双子パパになった不屈の自衛官は飽くなき愛で純真ママを取り戻す
「この子たちは、何歳?」
「今、三歳です。もうすぐ、四歳に」
「三歳……?」
勇信さんは陸と海を交互にじっと見つめる。ふたりも不思議そうに勇信さんを見上げていて、嫌な予感が胸をざわつかせる。

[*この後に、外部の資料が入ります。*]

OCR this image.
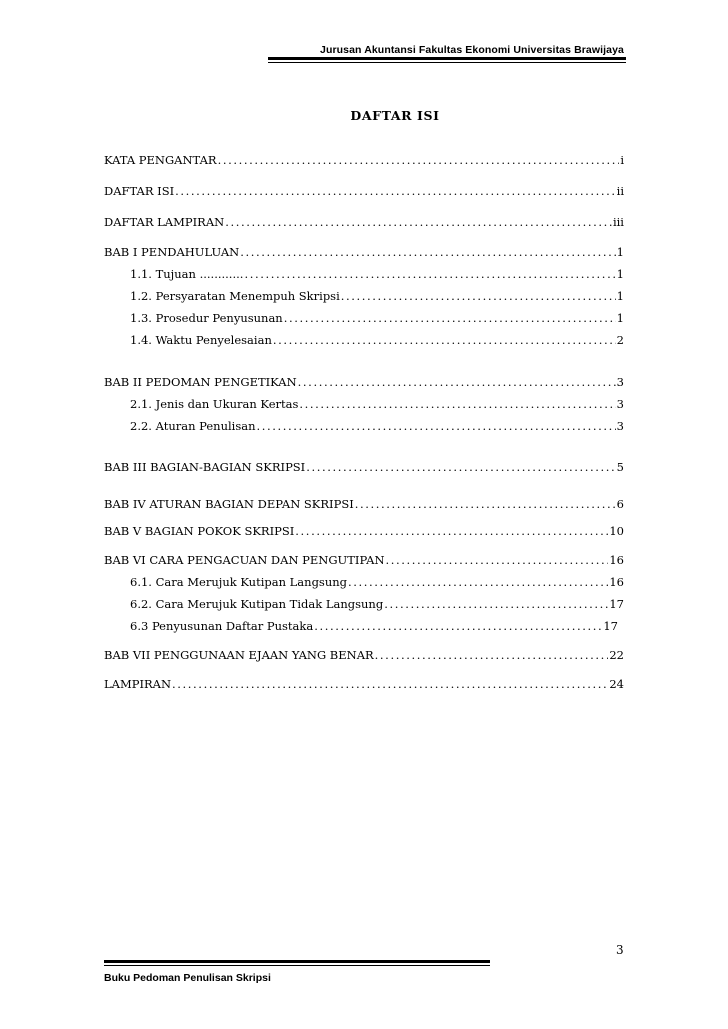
Jurusan Akuntansi Fakultas Ekonomi Universitas Brawijaya
DAFTAR ISI
KATA PENGANTAR .....	i
DAFTAR ISI .....	ii
DAFTAR LAMPIRAN .....	iii
BAB I PENDAHULUAN .....	1
1.1. Tujuan ............ .....	1
1.2. Persyaratan Menempuh Skripsi .....	1
1.3. Prosedur Penyusunan .....	1
1.4. Waktu Penyelesaian .....	2
BAB II PEDOMAN PENGETIKAN .....	3
2.1. Jenis dan Ukuran Kertas .....	3
2.2. Aturan Penulisan .....	3
BAB III BAGIAN-BAGIAN SKRIPSI .....	5
BAB IV ATURAN BAGIAN DEPAN SKRIPSI .....	6
BAB V BAGIAN POKOK SKRIPSI .....	10
BAB VI CARA PENGACUAN DAN PENGUTIPAN .....	16
6.1. Cara Merujuk Kutipan Langsung .....	16
6.2. Cara Merujuk Kutipan Tidak Langsung .....	17
6.3 Penyusunan Daftar Pustaka .....	17
BAB VII PENGGUNAAN EJAAN YANG BENAR .....	22
LAMPIRAN .....	24
3
Buku Pedoman Penulisan Skripsi
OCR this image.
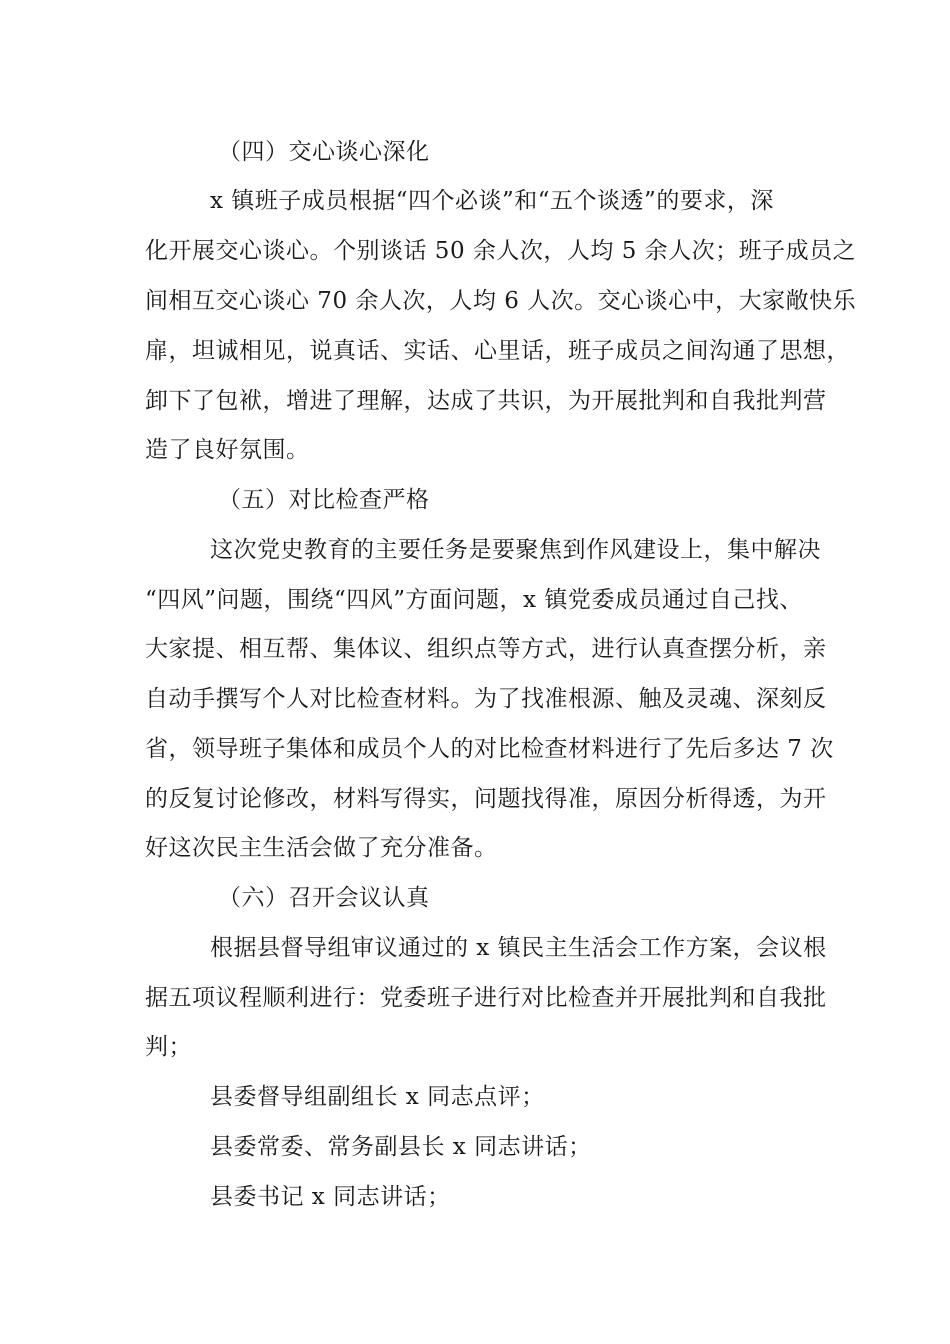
（四）交心谈心深化
x 镇班子成员根据“四个必谈”和“五个谈透”的要求，深
化开展交心谈心。个别谈话 50 余人次，人均 5 余人次；班子成员之
间相互交心谈心 70 余人次，人均 6 人次。交心谈心中，大家敞快乐
扉，坦诚相见，说真话、实话、心里话，班子成员之间沟通了思想，
卸下了包袱，增进了理解，达成了共识，为开展批判和自我批判营
造了良好氛围。
（五）对比检查严格
这次党史教育的主要任务是要聚焦到作风建设上，集中解决
“四风”问题，围绕“四风”方面问题，x 镇党委成员通过自己找、
大家提、相互帮、集体议、组织点等方式，进行认真查摆分析，亲
自动手撰写个人对比检查材料。为了找准根源、触及灵魂、深刻反
省，领导班子集体和成员个人的对比检查材料进行了先后多达 7 次
的反复讨论修改，材料写得实，问题找得准，原因分析得透，为开
好这次民主生活会做了充分准备。
（六）召开会议认真
根据县督导组审议通过的 x 镇民主生活会工作方案，会议根
据五项议程顺利进行：党委班子进行对比检查并开展批判和自我批
判；
县委督导组副组长 x 同志点评；
县委常委、常务副县长 x 同志讲话；
县委书记 x 同志讲话；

「ごめん。本当に、俺と離れてから知り合った相手との間に授かった子なのか?」
久しぶりに心臓が大きな音を立てて暴れている。
真意を確かめる彼の真剣な視線から、逃れるように露骨に目を逸らしてしまった。
「それは……」
はっきりと『そうです』と言えばいいのに、そんな簡単なことができない。
落ちた沈黙に胸がはち切れそうで、ベビーカーのハンドルを握る手に自然と力が入った。
「少しだけでいい、今、時間をもらえないかな」
俯く私にそう言った勇信さんは、「ここじゃこの子たちも暑いから、あっちで」と、木陰を指さした。
いったいなにを話すつもりなのか。
勇信さんのあとについていきながら募るのは不安ばかり。
これ以上、嘘を塗り固めたくはない。
「ひとつ、言わせてもらいたい」
木陰で向き合うと、勇信さんはすぐに話を切り出す。
高鳴る鼓動にひたすら気持ちを落ち着け、じっと彼の目を見つめた。